Candidates Make maria.
Prospective Husband?!
Pfui, kuhembuskan my breath hard. I’m bored. Again, future husband in question. Imagine, already two months there is no topic that is more the trend in the home, apart from her husband.
Starting from Papi who always nyindir, already want to fondle grandchildren. Mami who repeatedly advised me not to be too picky cane. Then Bambang, my sister, who I hope can neutralize the atmosphere, did not stop teasing participate. Even the twins Rani-Rano, who still had ice em pe, went along with lecture.
“Ma’am Ajeng not already be an engineer, because I’m dong the time, thinking about family. Anyway, Rani at Rano not already want to be called ‘aunt and uncle’. Tika wrote the new sixth grade, his nephew already four! ”
“Yes, Ma’am. Nowadays, the woman must be aggressive. Mbak Ajeng hell, it works solely ngaji learn ama! “Rano replied twin words.
I could only stare, nemu where more opinions like that.
“Let there you learn!” Hardikku bit harsh.
“See, kaaaan?!?” Cried they both compact.
Huhh, basic twin!
***
“Ajeng …!”
I heard Mama call from the front. Slowly I rose from my desk. After smoothing the hijab, I’m out.
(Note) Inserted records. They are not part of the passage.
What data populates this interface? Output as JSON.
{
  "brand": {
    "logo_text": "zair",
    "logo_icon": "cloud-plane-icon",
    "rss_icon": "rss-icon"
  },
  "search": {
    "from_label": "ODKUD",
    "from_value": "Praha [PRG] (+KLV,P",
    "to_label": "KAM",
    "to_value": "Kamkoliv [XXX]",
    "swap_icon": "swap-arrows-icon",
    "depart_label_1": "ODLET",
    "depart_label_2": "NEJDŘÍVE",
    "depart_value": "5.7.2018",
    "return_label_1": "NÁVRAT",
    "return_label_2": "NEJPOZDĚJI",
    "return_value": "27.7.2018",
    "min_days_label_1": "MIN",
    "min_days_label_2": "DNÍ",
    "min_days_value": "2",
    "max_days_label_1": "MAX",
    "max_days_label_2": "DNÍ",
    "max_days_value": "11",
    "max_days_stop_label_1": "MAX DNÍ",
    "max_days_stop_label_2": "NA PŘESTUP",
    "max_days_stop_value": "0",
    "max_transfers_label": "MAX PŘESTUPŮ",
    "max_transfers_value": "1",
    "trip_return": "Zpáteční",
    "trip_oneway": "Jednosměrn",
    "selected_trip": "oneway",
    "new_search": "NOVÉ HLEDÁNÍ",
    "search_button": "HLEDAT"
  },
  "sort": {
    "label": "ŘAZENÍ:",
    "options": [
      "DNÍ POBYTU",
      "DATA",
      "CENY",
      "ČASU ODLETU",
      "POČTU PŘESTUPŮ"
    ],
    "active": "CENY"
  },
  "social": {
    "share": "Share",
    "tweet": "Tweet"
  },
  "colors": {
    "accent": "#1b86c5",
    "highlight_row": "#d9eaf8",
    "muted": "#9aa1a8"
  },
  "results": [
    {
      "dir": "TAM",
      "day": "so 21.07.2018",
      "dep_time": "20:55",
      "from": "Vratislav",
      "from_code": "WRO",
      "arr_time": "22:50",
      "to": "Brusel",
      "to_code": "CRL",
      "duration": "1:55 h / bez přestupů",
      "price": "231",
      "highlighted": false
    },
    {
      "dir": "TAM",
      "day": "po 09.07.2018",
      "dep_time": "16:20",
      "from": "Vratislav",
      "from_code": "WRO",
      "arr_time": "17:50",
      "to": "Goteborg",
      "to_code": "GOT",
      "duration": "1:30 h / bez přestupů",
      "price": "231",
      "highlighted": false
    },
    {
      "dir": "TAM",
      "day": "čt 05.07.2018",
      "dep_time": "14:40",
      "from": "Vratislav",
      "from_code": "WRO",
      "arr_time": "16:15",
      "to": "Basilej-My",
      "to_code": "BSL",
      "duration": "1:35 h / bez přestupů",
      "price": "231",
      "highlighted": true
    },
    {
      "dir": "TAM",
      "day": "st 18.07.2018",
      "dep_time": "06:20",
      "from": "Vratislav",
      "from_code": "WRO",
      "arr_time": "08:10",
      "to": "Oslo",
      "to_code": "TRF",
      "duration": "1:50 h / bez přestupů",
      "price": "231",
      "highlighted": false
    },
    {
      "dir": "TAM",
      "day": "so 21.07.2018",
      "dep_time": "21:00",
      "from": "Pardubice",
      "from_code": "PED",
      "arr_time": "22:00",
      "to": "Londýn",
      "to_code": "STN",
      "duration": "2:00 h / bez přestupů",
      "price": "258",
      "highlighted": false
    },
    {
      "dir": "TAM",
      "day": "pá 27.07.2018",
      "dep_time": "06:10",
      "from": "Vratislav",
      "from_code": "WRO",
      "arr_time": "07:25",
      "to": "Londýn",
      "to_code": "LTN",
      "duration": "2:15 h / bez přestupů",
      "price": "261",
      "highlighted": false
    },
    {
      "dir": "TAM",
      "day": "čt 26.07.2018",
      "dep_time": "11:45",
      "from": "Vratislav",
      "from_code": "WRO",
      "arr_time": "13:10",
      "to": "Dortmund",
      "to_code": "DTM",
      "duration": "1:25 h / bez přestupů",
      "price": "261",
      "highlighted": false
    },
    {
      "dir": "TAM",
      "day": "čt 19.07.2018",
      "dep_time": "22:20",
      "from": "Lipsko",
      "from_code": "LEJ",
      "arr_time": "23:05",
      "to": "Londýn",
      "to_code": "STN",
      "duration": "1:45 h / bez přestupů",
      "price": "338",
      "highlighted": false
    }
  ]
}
“What, Mi?” I asked soft. At first glance I saw was the figure of a man, sitting in the corner.
Both Mummy eyeball looks radiant. Oo … Oo …! There must be something not right, I muttered to myself. Iiih .. su’udzon! But ….
Yeah, right.
“Maya, kenalin. This Papi’s right hand in the office. Great, yes! Still so young was Vice President Director. Come on, kenalin first. Bui … this kid. ”
“Boy, Auntie!”
“Uh, yes. Boi! ”
I can only keep amused. Mummy … Mummy …!
Taste geliku suddenly disappeared, when during the next two hours I had to listen to chat with Si Boi Mami earlier.
Remarkably, they behave! I thought grumbled to herself, hearing the stories that merely smelling abroad.
“So, Auntie, while studying at Harvard, I had to try their own business. The result is tolerable. I can walk around America and even Europe every time holiday! ”
Hihhh, exasperated me! Especially see the radiant face amazed at Mami. It’s really not sensitive nih child. How could you not feel dicuekin? Stay aja say. I do not care who’s just silence and the occasional nod. Kupanjatkan gratitude beyond measure when it finally Si Boi home. Alhamdulillah!
***
I saw Bambang laugh. Annoyed, I threw a pillow at him. People ask for advice at length story, really just diketawain?!?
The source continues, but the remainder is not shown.